Daniels, a favorite for president among some members of the GOP because of his no-nonsense style, economic credentials and record of cutting spending in Indiana, writes the new law is a "massive mistake" that could decimate state budgets.
"For state governments, the bill presents huge new costs, as we are required," writes Daniels, the former budget director under President Bush. "In Indiana, our independent actuaries have pegged the price to state taxpayers at $2.6 billion to $3 billion over the next 10 years. This is a huge burden for our state, and yet another incremental expenditure the law's authors declined to account for truthfully."
Daniels says he hopes courts will ultimately repeal the law, but added that absent a repeal states must be permitted certain concessions, like flexibility to determine which insurers can participate in the market and the ability to waive the mandate that requires some individuals to buy expensive benefits they may not need. Daniels also wants the states to be reimbursed for the "administrative burden" of implementing the plan. He says he has written a letter to Health and Human Services Secretary Kathleen Sebelius to outline his requests.
"The system we are proposing requires Washington to abandon most of the command-and-control aspects of the law as written," Daniel's writes. "It steers away from nanny-state paternalism by assuming, recognizing and reinforcing the dignity of all our citizens and their right to make health care's highly personal decisions for themselves."
The op-ed is Daniel's latest foray on the national stage as he mulls a presidential bid.
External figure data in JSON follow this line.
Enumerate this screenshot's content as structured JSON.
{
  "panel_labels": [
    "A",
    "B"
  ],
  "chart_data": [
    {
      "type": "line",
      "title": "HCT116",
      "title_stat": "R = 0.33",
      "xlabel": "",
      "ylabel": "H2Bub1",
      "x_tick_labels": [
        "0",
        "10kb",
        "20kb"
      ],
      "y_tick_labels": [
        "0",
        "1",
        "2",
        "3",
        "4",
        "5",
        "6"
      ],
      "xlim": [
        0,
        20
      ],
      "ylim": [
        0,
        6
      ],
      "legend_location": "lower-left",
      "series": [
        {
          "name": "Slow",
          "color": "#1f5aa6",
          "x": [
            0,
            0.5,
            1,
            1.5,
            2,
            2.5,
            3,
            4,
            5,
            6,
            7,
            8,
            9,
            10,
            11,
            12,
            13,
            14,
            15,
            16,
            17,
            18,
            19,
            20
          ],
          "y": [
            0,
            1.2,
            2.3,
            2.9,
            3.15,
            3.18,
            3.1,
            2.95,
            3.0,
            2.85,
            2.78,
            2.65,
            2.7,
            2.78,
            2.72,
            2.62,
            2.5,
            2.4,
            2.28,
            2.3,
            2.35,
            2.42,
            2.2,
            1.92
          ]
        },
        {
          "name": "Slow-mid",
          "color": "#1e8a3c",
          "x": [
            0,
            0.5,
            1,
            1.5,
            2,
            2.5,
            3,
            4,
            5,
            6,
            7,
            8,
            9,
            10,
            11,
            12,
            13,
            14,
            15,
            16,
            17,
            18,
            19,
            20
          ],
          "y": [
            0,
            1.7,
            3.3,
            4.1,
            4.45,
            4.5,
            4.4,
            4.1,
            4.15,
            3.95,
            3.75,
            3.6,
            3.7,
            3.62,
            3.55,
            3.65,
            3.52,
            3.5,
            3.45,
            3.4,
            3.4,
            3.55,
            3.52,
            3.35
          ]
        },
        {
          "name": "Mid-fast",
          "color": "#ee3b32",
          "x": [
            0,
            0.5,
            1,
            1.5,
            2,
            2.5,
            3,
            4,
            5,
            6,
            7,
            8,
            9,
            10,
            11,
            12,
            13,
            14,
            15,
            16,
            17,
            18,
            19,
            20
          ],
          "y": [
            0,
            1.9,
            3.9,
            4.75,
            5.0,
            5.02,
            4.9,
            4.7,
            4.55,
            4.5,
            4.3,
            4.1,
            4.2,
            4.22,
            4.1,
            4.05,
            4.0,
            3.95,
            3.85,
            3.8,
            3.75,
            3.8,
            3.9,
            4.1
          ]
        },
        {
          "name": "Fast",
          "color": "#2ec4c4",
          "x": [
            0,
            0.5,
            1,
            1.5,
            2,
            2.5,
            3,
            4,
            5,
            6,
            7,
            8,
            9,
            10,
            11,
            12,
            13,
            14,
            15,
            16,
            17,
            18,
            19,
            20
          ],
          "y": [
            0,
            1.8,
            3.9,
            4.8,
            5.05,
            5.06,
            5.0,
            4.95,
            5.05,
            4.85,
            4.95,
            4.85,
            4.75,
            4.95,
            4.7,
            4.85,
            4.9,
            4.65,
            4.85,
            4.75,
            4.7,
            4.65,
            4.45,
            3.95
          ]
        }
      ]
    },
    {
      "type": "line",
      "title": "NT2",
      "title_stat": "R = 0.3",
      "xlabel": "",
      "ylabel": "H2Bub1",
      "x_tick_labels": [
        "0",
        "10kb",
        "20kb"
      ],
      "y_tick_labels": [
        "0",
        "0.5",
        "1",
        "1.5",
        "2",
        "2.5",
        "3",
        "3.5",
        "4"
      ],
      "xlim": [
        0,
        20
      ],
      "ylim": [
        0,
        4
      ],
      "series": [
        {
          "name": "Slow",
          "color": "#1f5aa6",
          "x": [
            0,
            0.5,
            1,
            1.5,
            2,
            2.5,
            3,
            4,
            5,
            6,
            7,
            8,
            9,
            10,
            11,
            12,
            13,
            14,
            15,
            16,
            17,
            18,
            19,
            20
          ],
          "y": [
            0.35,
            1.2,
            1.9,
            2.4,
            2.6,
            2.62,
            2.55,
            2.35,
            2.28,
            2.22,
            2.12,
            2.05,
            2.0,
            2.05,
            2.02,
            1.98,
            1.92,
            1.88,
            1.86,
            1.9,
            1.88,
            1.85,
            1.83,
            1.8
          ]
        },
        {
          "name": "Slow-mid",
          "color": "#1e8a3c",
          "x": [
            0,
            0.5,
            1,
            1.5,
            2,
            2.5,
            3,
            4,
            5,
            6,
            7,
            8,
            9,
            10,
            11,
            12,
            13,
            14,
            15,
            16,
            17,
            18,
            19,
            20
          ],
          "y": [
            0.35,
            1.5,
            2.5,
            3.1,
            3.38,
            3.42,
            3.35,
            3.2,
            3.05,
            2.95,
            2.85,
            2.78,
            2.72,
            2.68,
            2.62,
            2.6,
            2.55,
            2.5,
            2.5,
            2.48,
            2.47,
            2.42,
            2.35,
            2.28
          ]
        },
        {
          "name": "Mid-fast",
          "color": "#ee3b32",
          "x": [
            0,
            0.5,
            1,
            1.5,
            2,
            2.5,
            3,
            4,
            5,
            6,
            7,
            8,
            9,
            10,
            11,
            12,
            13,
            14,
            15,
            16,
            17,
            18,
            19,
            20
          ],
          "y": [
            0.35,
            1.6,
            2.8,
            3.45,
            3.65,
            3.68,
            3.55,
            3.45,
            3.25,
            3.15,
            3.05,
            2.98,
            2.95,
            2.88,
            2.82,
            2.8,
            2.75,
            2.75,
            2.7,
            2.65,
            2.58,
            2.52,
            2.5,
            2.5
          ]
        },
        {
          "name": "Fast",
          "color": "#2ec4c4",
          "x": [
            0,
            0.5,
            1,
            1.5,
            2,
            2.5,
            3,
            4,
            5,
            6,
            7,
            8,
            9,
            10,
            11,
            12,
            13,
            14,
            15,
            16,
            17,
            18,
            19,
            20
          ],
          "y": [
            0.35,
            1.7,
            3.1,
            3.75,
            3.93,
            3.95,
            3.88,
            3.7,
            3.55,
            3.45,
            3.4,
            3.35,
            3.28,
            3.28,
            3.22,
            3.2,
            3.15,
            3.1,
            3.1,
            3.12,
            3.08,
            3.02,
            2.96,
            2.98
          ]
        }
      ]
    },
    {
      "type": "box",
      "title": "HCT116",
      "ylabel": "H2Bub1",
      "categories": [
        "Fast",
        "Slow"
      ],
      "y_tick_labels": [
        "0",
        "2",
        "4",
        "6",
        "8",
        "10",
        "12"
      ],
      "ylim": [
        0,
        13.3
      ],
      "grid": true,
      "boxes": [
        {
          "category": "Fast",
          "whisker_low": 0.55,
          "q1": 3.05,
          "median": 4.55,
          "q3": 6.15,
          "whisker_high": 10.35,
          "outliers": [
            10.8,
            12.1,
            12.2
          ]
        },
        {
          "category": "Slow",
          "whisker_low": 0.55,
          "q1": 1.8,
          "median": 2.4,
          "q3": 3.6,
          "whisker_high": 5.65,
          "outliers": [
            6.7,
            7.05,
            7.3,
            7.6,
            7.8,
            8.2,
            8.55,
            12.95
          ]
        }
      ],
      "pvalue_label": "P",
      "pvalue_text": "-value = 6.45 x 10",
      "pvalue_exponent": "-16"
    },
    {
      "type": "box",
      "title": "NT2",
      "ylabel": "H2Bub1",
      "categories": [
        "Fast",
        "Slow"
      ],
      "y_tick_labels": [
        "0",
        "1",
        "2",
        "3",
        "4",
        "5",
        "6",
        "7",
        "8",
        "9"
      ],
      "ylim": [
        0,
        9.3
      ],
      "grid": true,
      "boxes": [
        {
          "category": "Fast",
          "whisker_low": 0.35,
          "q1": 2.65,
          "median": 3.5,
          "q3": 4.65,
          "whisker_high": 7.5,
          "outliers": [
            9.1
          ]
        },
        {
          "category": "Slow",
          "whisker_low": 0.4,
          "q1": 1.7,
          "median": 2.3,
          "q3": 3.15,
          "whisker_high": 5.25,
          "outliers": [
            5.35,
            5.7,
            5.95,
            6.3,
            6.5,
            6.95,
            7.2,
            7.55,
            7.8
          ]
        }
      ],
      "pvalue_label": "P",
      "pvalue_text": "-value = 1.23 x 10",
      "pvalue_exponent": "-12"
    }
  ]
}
Later this week, the Indiana Republican will appear at the Conservative Political Action Conference, a high profile gathering of conservatives that has become a regular stop for potential presidential candidates.
But Daniels introduction to the national stage hasn't been without its speed bumps. Last week he again angered social conservatives when he suggested – for the second time – that issues like abortion and gay marriage should take a back seat this election season in favor of economic concerns. That prompted fire from fellow potential candidate Rick Santorum that Daniels "doesn't understand conservatism."